Tout en sueur, je franchis le portail accompagné par l’aboiement lointain des chiens de garde. Pas âme qui vive, l’endroit était désert, seuls les immenses monticules des rebuts mécaniques divers me saluèrent. Je décidai de faire un tour d’exploration de ce qui était exposé. Aucune Golf accidentée n’était en vue, encore moins de couleur rouge. Il y avait bien des carrosseries rouillées de diverses marques, très anciennes mais pas trace d’un quelconque véhicule accidenté fraîchement réceptionné. Ma déception était à la mesure de mon avidité. Je réalisai alors que j’avais été abusé par cet énergumène qui m’a inspiré confiance. J’allai retourner sur mes pas quand une voix sortie d’on ne sait où me héla :

Hé ! Vous !Vous cherchez quelque chose ? sur un ton de menace patent.

Auriez-vous vu passer par ici, il y a quelques heures, un homme en quête de Golf rouge accidentée ? l’interrogeai-je sur un ton trés courtois.

Oui, me dit-il, il est juste entré et ressorti sans rien demander, je crois qu’il avait perdu son chemin ou qu’il a traversé cette place pour faire raccourci. Notre entrepôt n’a jamais reçu de Golf accidentée cette année.

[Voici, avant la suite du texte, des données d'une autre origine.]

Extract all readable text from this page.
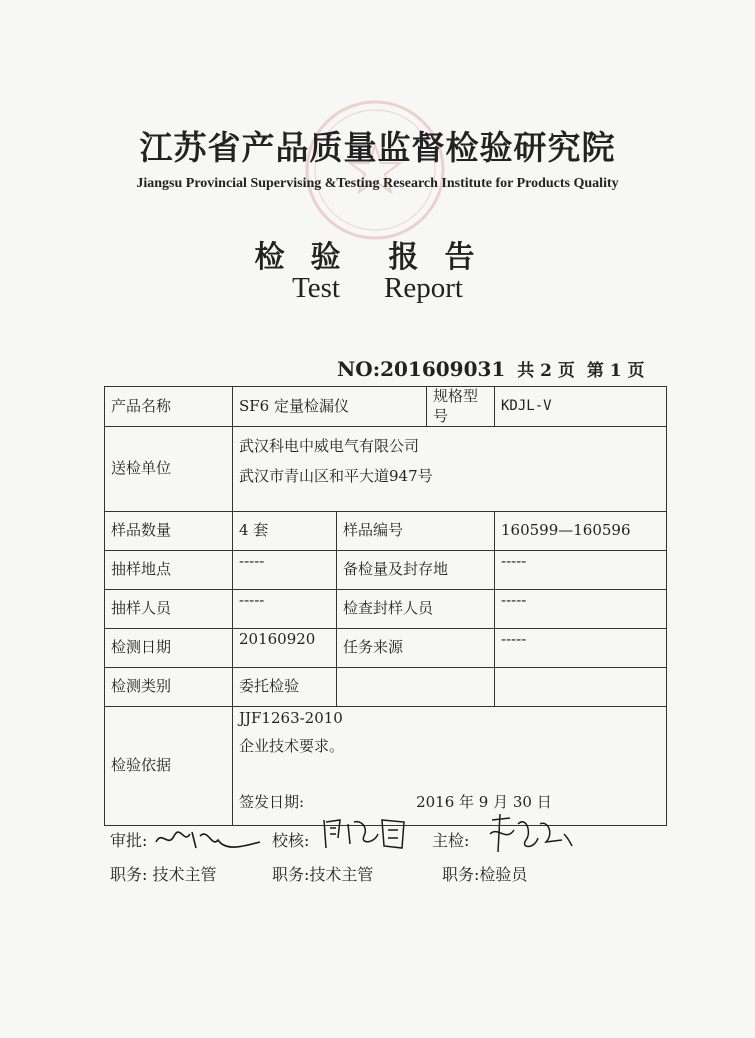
江苏省产品质量监督检验研究院
Jiangsu Provincial Supervising &Testing Research Institute for Products Quality
检验 报告
Test Report
NO:201609031 共 2 页 第 1 页
产品名称	SF6 定量检漏仪		规格型号	KDJL-V
送检单位	武汉科电中威电气有限公司
武汉市青山区和平大道947号			

样品数量	4 套	样品编号		160599—160596
抽样地点	-----	备检量及封存地		-----
抽样人员	-----	检查封样人员		-----
检测日期	20160920	任务来源		-----
检测类别	委托检验			
检验依据	JJF1263-2010
企业技术要求。
签发日期: 2016 年 9 月 30 日			
审批:	校核:	主检:
职务: 技术主管	职务:技术主管	职务:检验员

Je rebroussai chemin après avoir remercié le gardien du site de la ferraille. Dans la voiture, ma vue tomba sur le sac en toile de jute occupant la place du passager. Je l’ouvris alors, priant dieu pour qu’il ne contienne pas quelque chose de compromettant. Fort heureusement, il ne contenait que de la paille.

Le soir tombait, la chaleur baissait et je rentrai vers mon quartier délesté de 2OO dirhams victime d’une rouerie canaille. Durant ce retour, je me suis débarrassé du sac dans une poubelle, et j’eus une pensée admirative pour l’escroc. Avait-il improvisé ce stratagème lors de ma rencontre fortuite ? Ou avait-il agi muni de ce plan rodé préparé d’avance qu’il mettait à exécution dès qu’une proie était détectée ? Étrangement, je ne lui tenais pas rancune de m’avoir berné si aisément. En fait, un proverbe marocain souligne bien ce qui m’est arrivé : « le mensonge triomphe toujours sur l’avidité ».